De qualquer forma, Ernesto Kemp observa que não se deve
desviar o foco do experimento, que está na chamada física
de anti-neutrinos aplicada para monitoramento de reatores
nucleares. “Vejo uma valiosa oportunidade de aplicar os
conhecimentos sobre um fenômeno que estava apenas na esfera
da ciência básica, que se interessa pelas propriedades
da matéria. É o ciclo natural da ciência: por vezes,
não temos a menor idéia do porquê de um fenômeno; tempos
depois, inevitavelmente, tiramos dele uma aplicação tecnológica”.

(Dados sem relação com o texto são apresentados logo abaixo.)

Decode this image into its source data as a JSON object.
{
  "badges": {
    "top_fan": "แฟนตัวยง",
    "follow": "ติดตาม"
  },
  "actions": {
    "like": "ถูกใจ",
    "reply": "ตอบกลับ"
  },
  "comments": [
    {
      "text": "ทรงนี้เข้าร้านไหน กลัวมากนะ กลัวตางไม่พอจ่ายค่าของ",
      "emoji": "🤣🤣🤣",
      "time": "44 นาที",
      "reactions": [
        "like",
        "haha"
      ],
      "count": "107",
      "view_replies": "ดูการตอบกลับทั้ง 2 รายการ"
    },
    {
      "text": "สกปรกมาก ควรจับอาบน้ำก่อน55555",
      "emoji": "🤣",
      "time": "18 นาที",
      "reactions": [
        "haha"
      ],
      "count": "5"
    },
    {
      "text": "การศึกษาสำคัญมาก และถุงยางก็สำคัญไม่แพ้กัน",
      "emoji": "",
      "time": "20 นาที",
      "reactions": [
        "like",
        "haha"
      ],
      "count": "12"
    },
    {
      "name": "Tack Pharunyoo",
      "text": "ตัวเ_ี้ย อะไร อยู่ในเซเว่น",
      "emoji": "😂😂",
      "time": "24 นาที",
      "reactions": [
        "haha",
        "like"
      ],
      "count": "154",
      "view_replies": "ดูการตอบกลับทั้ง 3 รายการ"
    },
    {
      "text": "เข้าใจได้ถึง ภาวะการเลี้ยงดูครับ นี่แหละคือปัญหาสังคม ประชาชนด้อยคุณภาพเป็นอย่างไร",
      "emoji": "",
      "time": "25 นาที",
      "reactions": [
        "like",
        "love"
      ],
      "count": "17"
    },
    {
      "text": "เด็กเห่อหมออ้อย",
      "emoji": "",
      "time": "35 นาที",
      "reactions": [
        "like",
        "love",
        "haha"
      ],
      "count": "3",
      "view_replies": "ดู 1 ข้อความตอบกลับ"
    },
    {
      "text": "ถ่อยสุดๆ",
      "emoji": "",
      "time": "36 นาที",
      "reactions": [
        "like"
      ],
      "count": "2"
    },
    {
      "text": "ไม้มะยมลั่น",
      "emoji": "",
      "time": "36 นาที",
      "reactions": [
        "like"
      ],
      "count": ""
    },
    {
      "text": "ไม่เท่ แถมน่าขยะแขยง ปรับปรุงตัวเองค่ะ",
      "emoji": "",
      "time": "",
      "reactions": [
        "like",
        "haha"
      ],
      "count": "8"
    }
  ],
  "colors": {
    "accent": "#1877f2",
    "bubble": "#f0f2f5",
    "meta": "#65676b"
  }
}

O grupo brasileiro envolvido com a física aplicada de
anti-neutrinos organizará um workshop internacional em
Mangaratiba (RJ), nos dias 19 e 20 de março. Esta oficina,
que vai girar em torno da aplicação desta técnica e
do desenvolvimento de novas tecnologias, antecede um grande
congresso previsto para julho na Europa. “Os convidados
do exterior chegarão ao Brasil com alguns dias de antecedência,
a fim de discutir o projeto Neutrinos-Angra. Esta área
da física está ganhando grande visibilidade mundial”,
diz o professor Ernesto Kemp.
O pesquisador da Unicamp explica que há neutrinos cósmicos
que nos atingem vindos do sol, de supernovas ou de outras
galáxias; e há neutrinos que emanam do centro da Terra,
onde também se registra atividade nuclear. “Existe
uma série de detectores para estudá-los, cada qual com
suas características peculiares. Já o reator nuclear
surge como uma fonte de pesquisas bastante sedutora, pois
podemos estudar o fluxo de neutrinos sem precisar construir
equipamentos tão caros como um acelerador de partículas”.

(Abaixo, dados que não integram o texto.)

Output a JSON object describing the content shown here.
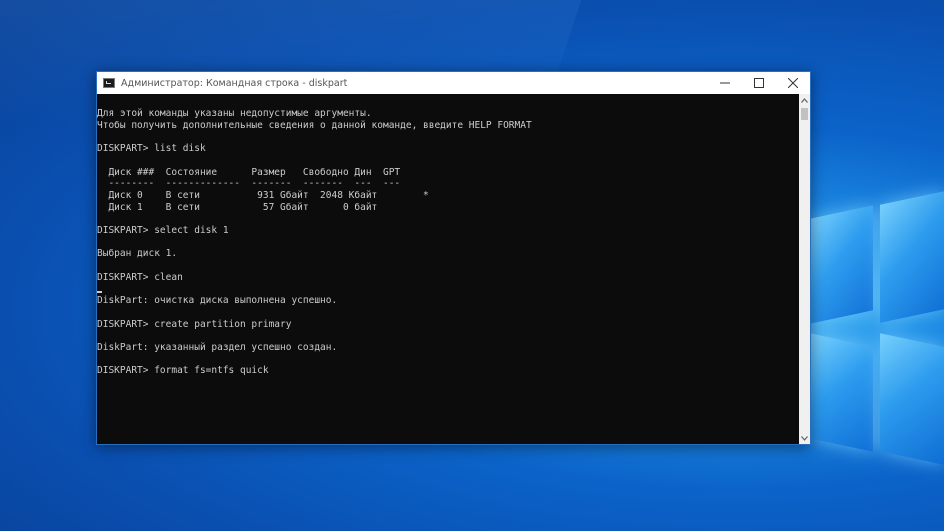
{
  "window": {
    "title": "Администратор: Командная строка - diskpart",
    "controls": {
      "minimize": "minimize-icon",
      "maximize": "maximize-icon",
      "close": "close-icon"
    }
  },
  "console": {
    "lines": [
      "Для этой команды указаны недопустимые аргументы.",
      "Чтобы получить дополнительные сведения о данной команде, введите HELP FORMAT",
      "",
      "DISKPART> list disk",
      "",
      "  Диск ###  Состояние      Размер   Свободно Дин  GPT",
      "  --------  -------------  -------  -------  ---  ---",
      "  Диск 0    В сети          931 Gбайт  2048 Kбайт        *",
      "  Диск 1    В сети           57 Gбайт      0 байт",
      "",
      "DISKPART> select disk 1",
      "",
      "Выбран диск 1.",
      "",
      "DISKPART> clean",
      "",
      "DiskPart: очистка диска выполнена успешно.",
      "",
      "DISKPART> create partition primary",
      "",
      "DiskPart: указанный раздел успешно создан.",
      "",
      "DISKPART> format fs=ntfs quick"
    ]
  }
}
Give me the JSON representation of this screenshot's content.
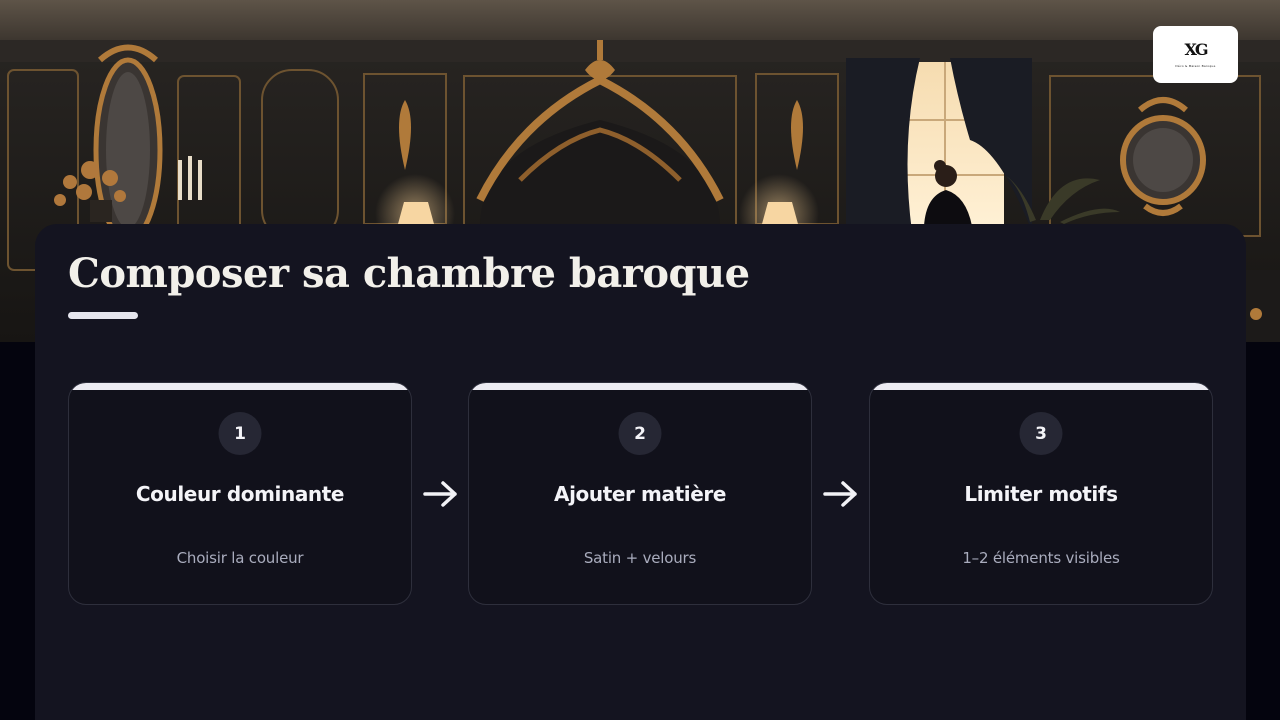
{
  "title": "Composer sa chambre baroque",
  "steps": [
    {
      "number": "1",
      "heading": "Couleur dominante",
      "description": "Choisir la couleur"
    },
    {
      "number": "2",
      "heading": "Ajouter matière",
      "description": "Satin + velours"
    },
    {
      "number": "3",
      "heading": "Limiter motifs",
      "description": "1–2 éléments visibles"
    }
  ],
  "logo": {
    "mark": "XG",
    "tagline": "Déco & Maison Baroque"
  },
  "colors": {
    "background": "#04040e",
    "panel": "#141420",
    "card_border": "#2e2f3c",
    "accent": "#ecebf2",
    "number_circle": "#262734",
    "heading_text": "#f4f4f8",
    "description_text": "#a9acbd",
    "gold": "#b07a3a"
  },
  "icons": {
    "arrow": "arrow-right-icon"
  }
}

Segundo Kemp, experimentos em reatores nucleares estão
sendo montados na usina de Chooz , na França (este com
a participação do grupo brasileiro), e no complexo de
Daya Bay, na China. “O objetivo principal, no campo
da pesquisa básica, é encontrar e medir uma grandeza
chamada ‘ângulo de mistura quântico teta13’, o parâmetro
físico que falta (de um total de seis) para a descrição
teórica das propriedades de oscilação dos neutrinos”.

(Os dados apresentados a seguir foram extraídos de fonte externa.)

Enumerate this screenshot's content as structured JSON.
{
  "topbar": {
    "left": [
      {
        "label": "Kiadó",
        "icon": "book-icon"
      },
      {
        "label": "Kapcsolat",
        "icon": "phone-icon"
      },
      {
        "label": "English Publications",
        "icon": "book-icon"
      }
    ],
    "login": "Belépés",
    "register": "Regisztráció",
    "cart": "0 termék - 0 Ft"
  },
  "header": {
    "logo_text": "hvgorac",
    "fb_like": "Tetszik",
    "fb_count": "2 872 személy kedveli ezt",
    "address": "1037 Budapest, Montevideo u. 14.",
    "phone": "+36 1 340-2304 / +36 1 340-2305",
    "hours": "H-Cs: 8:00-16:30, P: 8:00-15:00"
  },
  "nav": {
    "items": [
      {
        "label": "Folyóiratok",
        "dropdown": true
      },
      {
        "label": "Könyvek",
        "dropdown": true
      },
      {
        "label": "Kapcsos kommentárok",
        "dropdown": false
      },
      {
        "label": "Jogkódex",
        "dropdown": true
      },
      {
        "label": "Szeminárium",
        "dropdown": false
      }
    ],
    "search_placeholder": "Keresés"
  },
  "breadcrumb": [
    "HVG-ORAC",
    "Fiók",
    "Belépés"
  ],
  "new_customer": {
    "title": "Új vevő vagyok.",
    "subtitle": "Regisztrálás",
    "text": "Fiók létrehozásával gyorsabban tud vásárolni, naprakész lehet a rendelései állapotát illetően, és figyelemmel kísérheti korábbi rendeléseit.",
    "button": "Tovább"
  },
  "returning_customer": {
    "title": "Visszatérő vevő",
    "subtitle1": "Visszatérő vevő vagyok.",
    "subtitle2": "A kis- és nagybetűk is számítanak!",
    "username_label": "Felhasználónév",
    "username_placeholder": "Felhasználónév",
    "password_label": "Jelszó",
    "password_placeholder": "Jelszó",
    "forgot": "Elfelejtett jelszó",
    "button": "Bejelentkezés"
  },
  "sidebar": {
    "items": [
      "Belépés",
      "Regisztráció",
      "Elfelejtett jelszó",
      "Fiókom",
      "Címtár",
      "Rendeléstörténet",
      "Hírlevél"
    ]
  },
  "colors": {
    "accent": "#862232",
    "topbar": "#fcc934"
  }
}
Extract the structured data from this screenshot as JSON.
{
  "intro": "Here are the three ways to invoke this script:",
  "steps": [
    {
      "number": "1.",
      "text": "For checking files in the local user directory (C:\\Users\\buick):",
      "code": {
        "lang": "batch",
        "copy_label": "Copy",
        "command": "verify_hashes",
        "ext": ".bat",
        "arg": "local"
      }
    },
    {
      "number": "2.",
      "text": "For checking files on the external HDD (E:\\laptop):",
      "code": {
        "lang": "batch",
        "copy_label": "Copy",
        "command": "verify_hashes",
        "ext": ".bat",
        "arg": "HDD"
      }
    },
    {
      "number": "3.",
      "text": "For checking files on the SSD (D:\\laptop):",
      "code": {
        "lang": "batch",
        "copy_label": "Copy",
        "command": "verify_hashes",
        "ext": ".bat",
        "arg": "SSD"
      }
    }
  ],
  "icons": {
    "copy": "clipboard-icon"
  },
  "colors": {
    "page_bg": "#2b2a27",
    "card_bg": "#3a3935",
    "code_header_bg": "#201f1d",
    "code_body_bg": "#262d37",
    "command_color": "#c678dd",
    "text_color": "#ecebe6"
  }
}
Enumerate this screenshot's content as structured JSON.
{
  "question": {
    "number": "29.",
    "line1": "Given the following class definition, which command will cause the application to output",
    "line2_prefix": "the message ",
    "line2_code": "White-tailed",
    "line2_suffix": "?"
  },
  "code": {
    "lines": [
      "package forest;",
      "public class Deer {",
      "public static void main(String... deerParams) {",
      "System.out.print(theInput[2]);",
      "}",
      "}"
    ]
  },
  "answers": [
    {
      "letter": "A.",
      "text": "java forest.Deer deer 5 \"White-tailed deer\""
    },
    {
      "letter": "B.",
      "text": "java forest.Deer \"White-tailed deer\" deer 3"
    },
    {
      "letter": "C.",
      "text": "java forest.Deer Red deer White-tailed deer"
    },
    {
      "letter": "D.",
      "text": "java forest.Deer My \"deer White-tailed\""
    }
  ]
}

Trocando os detalhes complexos em miúdos, o professor
explica que este parâmetro pode ser a chave para compreender
por que existe muito mais matéria do que antimatéria
no universo. “A descoberta das causas desta assimetria,
que em física denominamos violação de carga e paridade,
traria novas luzes, por exemplo, sobre a evolução e
a formação das estruturas do universo”.
Kemp acrescenta que, quanto mais fechada a descrição
das propriedades dos neutrinos, eles deixam de ser objeto
para se tornar ferramenta de estudo. “Sabendo como essas
partículas interagem com a matéria e como se comportam
durante a propagação, teremos informações importantes
sobre o que está acontecendo no sol, em estrelas que
explodem, nas vizinhanças de buracos negros, em núcleos
ativos de galáxias e também no centro da Terra. Já
se especula, inclusive, o uso do fluxo de neutrinos para
identificar jazidas minerais e de petróleo”.
Candidatura
O professor recorda que em outro workshop internacional
realizado aqui, em 2005, quando os especialistas ainda
organizavam um esforço internacional para medir o ‘ângulo
de mistura quântico teta13’, os brasileiros se candidataram
para construir um detector em Angra para este fim. “Um
ano depois, decidiu-se que a pesquisa seria abrigada na
França, que já tinha um projeto em estágio avançado
e devido a aspectos relacionados com experiência anterior,
logística e financiamento. Nessa ocasião ocorreu a fusão
dos vários grupos de pesquisadores de diferentes países”.
Entretanto, como o grupo brasileiro já havia iniciado
negociações com a Eletronuclear para realizar experimentos
em Angra 2, buscou-se um novo enfoque para o projeto.
“Na época, já se discutia a possibilidade de utilizar
os neutrinos como ferramenta de estudos e é isto o que
estamos fazendo. Dependendo dos resultados que colhermos,
a pesquisa poderá ser prorrogada para bem além de 2010”.